What do you get if you combine the husky elegance of Leonard Cohen, Tom Waits, and Nick Cave with the colorful, genre-shifting lunacy of Diablo Swing Orchestra, Mr. Bungle, uneXpect, and Sleepytime Gorilla Museum? Blackbox, the fourth LP from Norwegian septet Major Parkinson. From beginning to end, the sequence is a tour-de-force of addictingly memorable and gorgeously eccentric compositions both in-your-face (“Isabel – A Report to an Academy,” “Baseball”) and wonderfully tranquil (“Strawberry Suicide,” “Scenes from Edison’s Black Maria”).
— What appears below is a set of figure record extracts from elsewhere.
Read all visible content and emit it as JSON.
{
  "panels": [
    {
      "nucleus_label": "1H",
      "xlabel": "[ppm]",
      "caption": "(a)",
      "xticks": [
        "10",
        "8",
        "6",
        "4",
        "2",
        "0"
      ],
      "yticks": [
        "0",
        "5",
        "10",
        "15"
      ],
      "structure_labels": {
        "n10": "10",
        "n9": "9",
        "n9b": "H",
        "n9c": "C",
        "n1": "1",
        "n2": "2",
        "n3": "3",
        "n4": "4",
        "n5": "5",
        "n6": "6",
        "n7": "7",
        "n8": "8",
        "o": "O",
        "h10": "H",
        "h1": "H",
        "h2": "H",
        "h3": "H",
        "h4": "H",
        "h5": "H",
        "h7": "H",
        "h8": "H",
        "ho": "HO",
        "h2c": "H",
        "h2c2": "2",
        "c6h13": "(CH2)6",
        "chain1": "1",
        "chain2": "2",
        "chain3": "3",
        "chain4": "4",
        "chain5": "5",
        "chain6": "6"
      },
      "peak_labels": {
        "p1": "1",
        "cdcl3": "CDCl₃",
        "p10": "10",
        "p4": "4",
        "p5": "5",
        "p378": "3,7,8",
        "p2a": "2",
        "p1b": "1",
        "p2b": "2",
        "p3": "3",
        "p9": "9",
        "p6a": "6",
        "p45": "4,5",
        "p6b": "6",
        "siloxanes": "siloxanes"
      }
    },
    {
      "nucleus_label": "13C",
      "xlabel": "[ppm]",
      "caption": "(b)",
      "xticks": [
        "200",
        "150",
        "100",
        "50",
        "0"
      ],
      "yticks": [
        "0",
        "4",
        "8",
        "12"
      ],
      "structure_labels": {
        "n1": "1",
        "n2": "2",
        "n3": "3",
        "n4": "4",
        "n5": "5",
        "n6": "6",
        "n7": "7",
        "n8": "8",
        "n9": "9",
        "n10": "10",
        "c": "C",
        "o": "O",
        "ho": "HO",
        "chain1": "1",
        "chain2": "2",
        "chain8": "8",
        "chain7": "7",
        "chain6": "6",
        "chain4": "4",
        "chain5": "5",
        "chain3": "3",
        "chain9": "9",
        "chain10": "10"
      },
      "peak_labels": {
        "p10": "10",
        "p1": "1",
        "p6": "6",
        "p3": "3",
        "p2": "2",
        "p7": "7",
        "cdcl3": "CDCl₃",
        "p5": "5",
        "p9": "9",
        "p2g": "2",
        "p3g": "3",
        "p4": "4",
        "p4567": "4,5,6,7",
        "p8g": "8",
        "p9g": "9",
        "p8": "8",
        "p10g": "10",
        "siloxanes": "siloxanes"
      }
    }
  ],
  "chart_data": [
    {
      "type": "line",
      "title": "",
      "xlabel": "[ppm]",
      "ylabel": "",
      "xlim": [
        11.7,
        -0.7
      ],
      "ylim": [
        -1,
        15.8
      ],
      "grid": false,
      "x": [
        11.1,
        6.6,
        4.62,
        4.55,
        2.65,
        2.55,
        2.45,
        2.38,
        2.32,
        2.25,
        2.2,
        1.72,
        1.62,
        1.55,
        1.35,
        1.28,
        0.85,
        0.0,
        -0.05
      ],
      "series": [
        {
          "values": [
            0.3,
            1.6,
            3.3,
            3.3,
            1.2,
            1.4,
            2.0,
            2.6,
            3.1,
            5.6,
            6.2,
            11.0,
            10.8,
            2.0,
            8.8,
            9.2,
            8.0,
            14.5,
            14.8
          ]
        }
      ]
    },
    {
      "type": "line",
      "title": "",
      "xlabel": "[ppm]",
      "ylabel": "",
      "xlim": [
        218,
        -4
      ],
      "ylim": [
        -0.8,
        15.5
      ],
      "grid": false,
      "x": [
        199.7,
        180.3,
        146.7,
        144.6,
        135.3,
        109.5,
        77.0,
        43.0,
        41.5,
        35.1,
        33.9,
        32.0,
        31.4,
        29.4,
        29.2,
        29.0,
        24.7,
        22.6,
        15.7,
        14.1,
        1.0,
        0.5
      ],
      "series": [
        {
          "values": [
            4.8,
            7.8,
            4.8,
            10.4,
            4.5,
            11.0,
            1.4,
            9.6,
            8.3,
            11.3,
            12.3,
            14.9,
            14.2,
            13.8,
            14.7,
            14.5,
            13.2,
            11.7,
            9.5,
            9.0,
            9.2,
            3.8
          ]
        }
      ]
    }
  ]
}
Of course, there’s also “Madeleine Crumbles,” quite possibly the most original metal song of the year.


Jordan's Top 10 Albums of 20171. AYREON – THE SOURCE

Dutch visionary Arjen Anthony Lucassen’s Ayreon records have always set a benchmark for how to incorporate multiple guest vocalists and instrumentalists into captivating concept albums whose virtuosic arrangements are matched by some of the best songwriting in the genre. This year’s The Source lived up to those expectations and then some, as guest appearances from James Labrie, Russell Allen, Floor Jansen, Guthrie Govan, Mark Kelly, and Tommy Rogers—among others—made this immediate prequel to 2008’s 01011001 a whirlwind of catchy melodies, astonishing musicianship, and ingenious callbacks to the Ayreon universe. Like its predecessors, it’s a masterpiece.